Человечество, возомнившее себя владыкой пылинки у края галактики, наконец поняло свою роль – удобрение для сада, который оно никогда не увидит. Последние выжившие, спрятавшиеся в бункерах и святилищах, молились теперь не о спасении, а о забвении. Но их молитвы уже некому было слышать.

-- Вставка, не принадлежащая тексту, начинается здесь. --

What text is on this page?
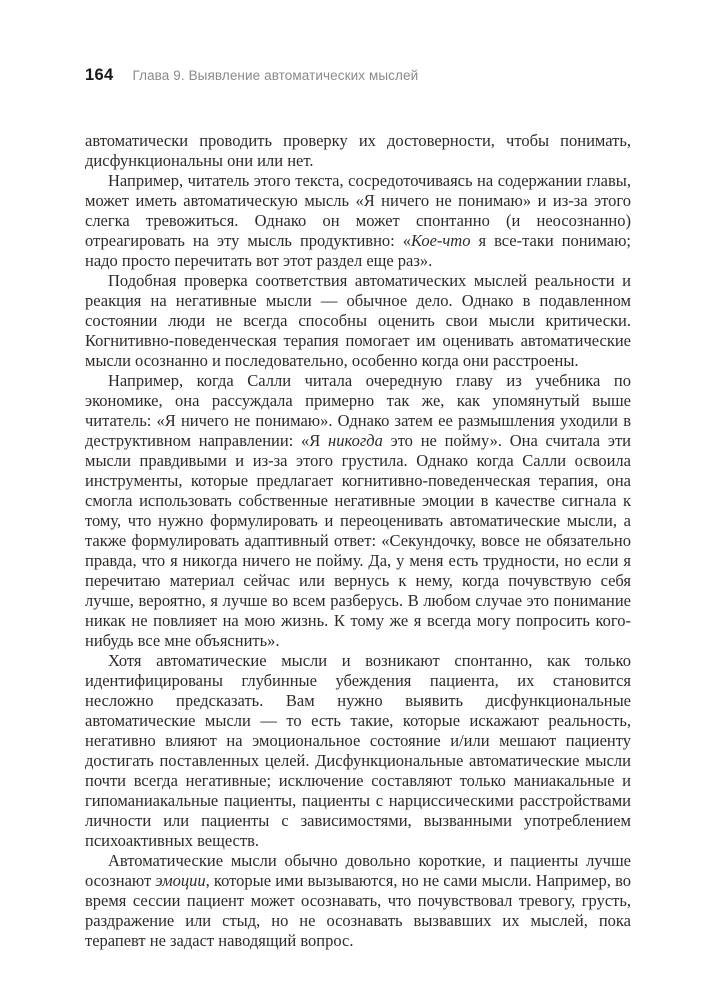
164 Глава 9. Выявление автоматических мыслей

автоматически проводить проверку их достоверности, чтобы понимать, дисфункциональны они или нет.

Например, читатель этого текста, сосредоточиваясь на содержании главы, может иметь автоматическую мысль «Я ничего не понимаю» и из-за этого слегка тревожиться. Однако он может спонтанно (и неосознанно) отреагировать на эту мысль продуктивно: «Кое-что я все-таки понимаю; надо просто перечитать вот этот раздел еще раз».

Подобная проверка соответствия автоматических мыслей реальности и реакция на негативные мысли — обычное дело. Однако в подавленном состоянии люди не всегда способны оценить свои мысли критически. Когнитивно-поведенческая терапия помогает им оценивать автоматические мысли осознанно и последовательно, особенно когда они расстроены.

Например, когда Салли читала очередную главу из учебника по экономике, она рассуждала примерно так же, как упомянутый выше читатель: «Я ничего не понимаю». Однако затем ее размышления уходили в деструктивном направлении: «Я никогда это не пойму». Она считала эти мысли правдивыми и из-за этого грустила. Однако когда Салли освоила инструменты, которые предлагает когнитивно-поведенческая терапия, она смогла использовать собственные негативные эмоции в качестве сигнала к тому, что нужно формулировать и переоценивать автоматические мысли, а также формулировать адаптивный ответ: «Секундочку, вовсе не обязательно правда, что я никогда ничего не пойму. Да, у меня есть трудности, но если я перечитаю материал сейчас или вернусь к нему, когда почувствую себя лучше, вероятно, я лучше во всем разберусь. В любом случае это понимание никак не повлияет на мою жизнь. К тому же я всегда могу попросить кого-нибудь все мне объяснить».

Хотя автоматические мысли и возникают спонтанно, как только идентифицированы глубинные убеждения пациента, их становится несложно предсказать. Вам нужно выявить дисфункциональные автоматические мысли — то есть такие, которые искажают реальность, негативно влияют на эмоциональное состояние и/или мешают пациенту достигать поставленных целей. Дисфункциональные автоматические мысли почти всегда негативные; исключение составляют только маниакальные и гипоманиакальные пациенты, пациенты с нарциссическими расстройствами личности или пациенты с зависимостями, вызванными употреблением психоактивных веществ.

Автоматические мысли обычно довольно короткие, и пациенты лучше осознают эмоции, которые ими вызываются, но не сами мысли. Например, во время сессии пациент может осознавать, что почувствовал тревогу, грусть, раздражение или стыд, но не осознавать вызвавших их мыслей, пока терапевт не задаст наводящий вопрос.
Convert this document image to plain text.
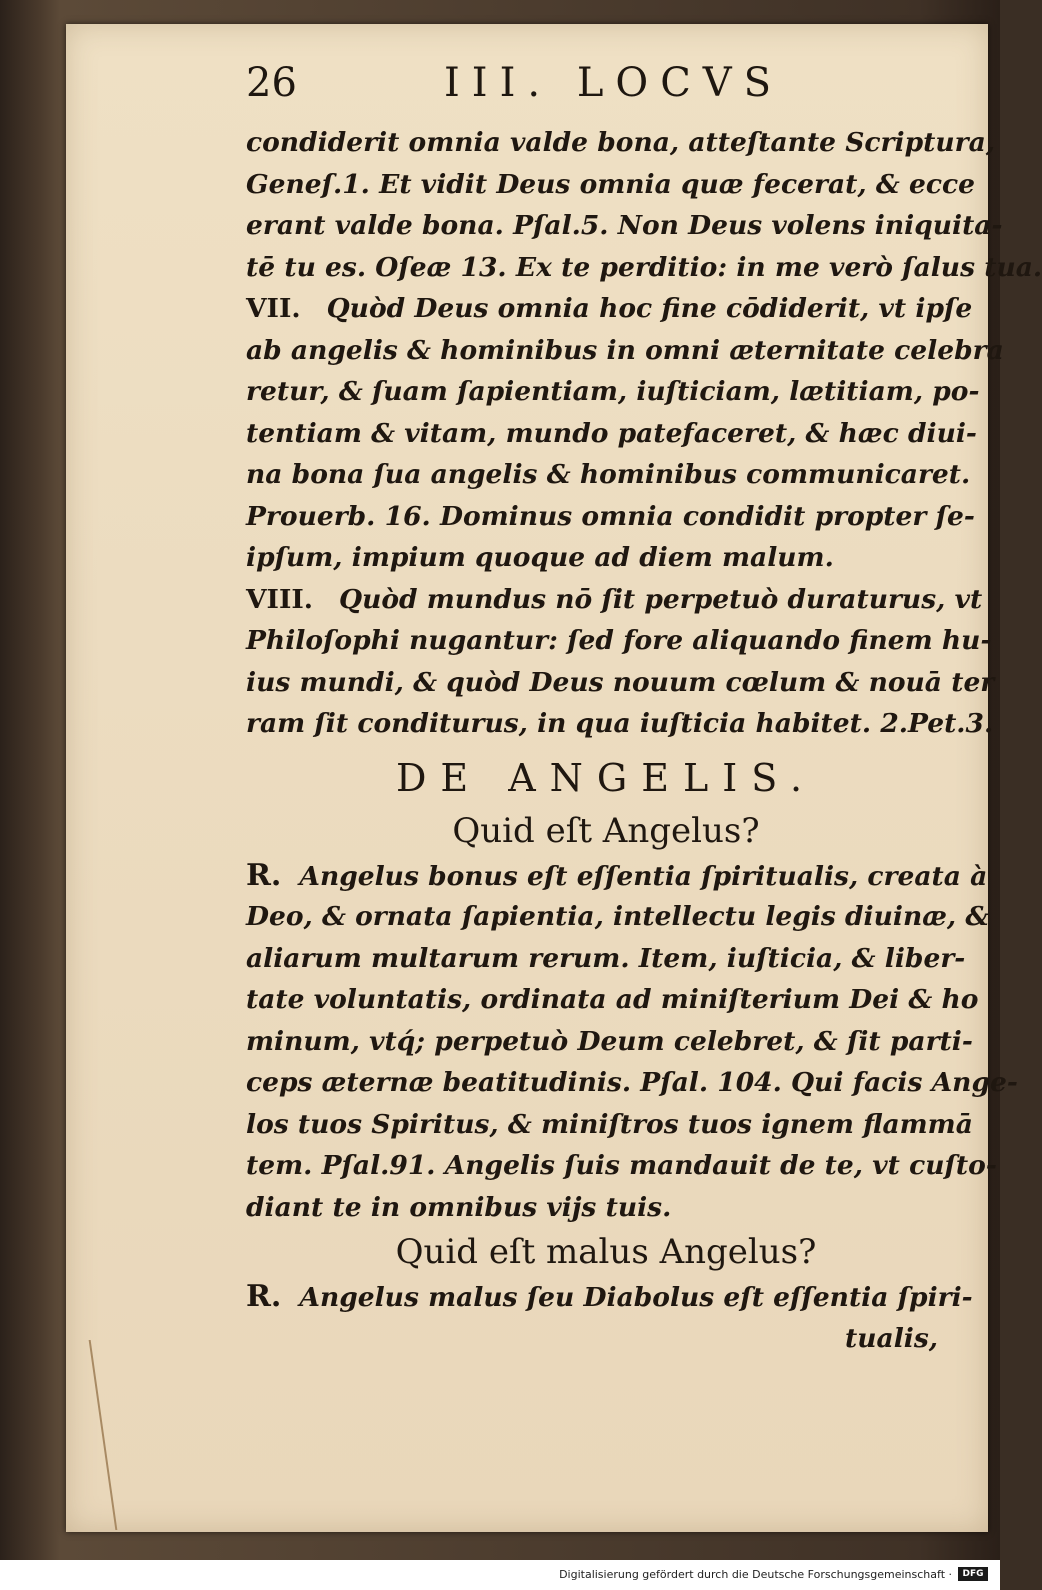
26	III. LOCVS
condiderit omnia valde bona, atteſtante Scriptura,
Geneſ.1. Et vidit Deus omnia quæ fecerat, & ecce
erant valde bona. Pſal.5. Non Deus volens iniquita-
tē tu es. Oſeæ 13. Ex te perditio: in me verò ſalus tua.
VII. Quòd Deus omnia hoc fine cōdiderit, vt ipſe
ab angelis & hominibus in omni æternitate celebra
retur, & ſuam ſapientiam, iuſticiam, lætitiam, po-
tentiam & vitam, mundo patefaceret, & hæc diui-
na bona ſua angelis & hominibus communicaret.
Prouerb. 16. Dominus omnia condidit propter ſe-
ipſum, impium quoque ad diem malum.
VIII. Quòd mundus nō ſit perpetuò duraturus, vt
Philoſophi nugantur: ſed fore aliquando finem hu-
ius mundi, & quòd Deus nouum cœlum & nouā ter
ram ſit conditurus, in qua iuſticia habitet. 2.Pet.3.
DE ANGELIS.
Quid eſt Angelus?
R. Angelus bonus eſt eſſentia ſpiritualis, creata à
Deo, & ornata ſapientia, intellectu legis diuinæ, &
aliarum multarum rerum. Item, iuſticia, & liber-
tate voluntatis, ordinata ad miniſterium Dei & ho
minum, vtq́; perpetuò Deum celebret, & ſit parti-
ceps æternæ beatitudinis. Pſal. 104. Qui facis Ange-
los tuos Spiritus, & miniſtros tuos ignem flammā
tem. Pſal.91. Angelis ſuis mandauit de te, vt cuſto-
diant te in omnibus vijs tuis.
Quid eſt malus Angelus?
R. Angelus malus ſeu Diabolus eſt eſſentia ſpiri-
tualis,
Digitalisierung gefördert durch die Deutsche Forschungsgemeinschaft ·	DFG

И когда последний город поглотила тень, а звёзды погасли, как свечи на алтаре мертвого бога, оно выпрямилось. Не тело, не дух – просто Иное, древнее правил, законов, смыслов. Мир треснул, как скорлупа, и из разлома хлынула первозданная пустота, та, что была до Большого взрыва, до времени, до самого вопроса «почему?».

И в этой пустоте, лишённой даже тьмы, зазвучал… смех. Низкий, вибрирующий, бесконечный.

Смех голодного ребёнка, нашедшего муравейник.

То, что осталось от реальности, теперь напоминало гниющую фреску. Цвета сползали с неба каплями тягучего яда, смешиваясь с тенями, которые уже не подчинялись солнцу – его диск, некогда золотой, почернел, словно глаз, выжженный кислотой. Время текло вспять, вбок, по спирали, рождая парадоксы: материнские утробы порождали прах, старики распадались на младенцев, а история писалась кровью на пергаменте из собственной плоти.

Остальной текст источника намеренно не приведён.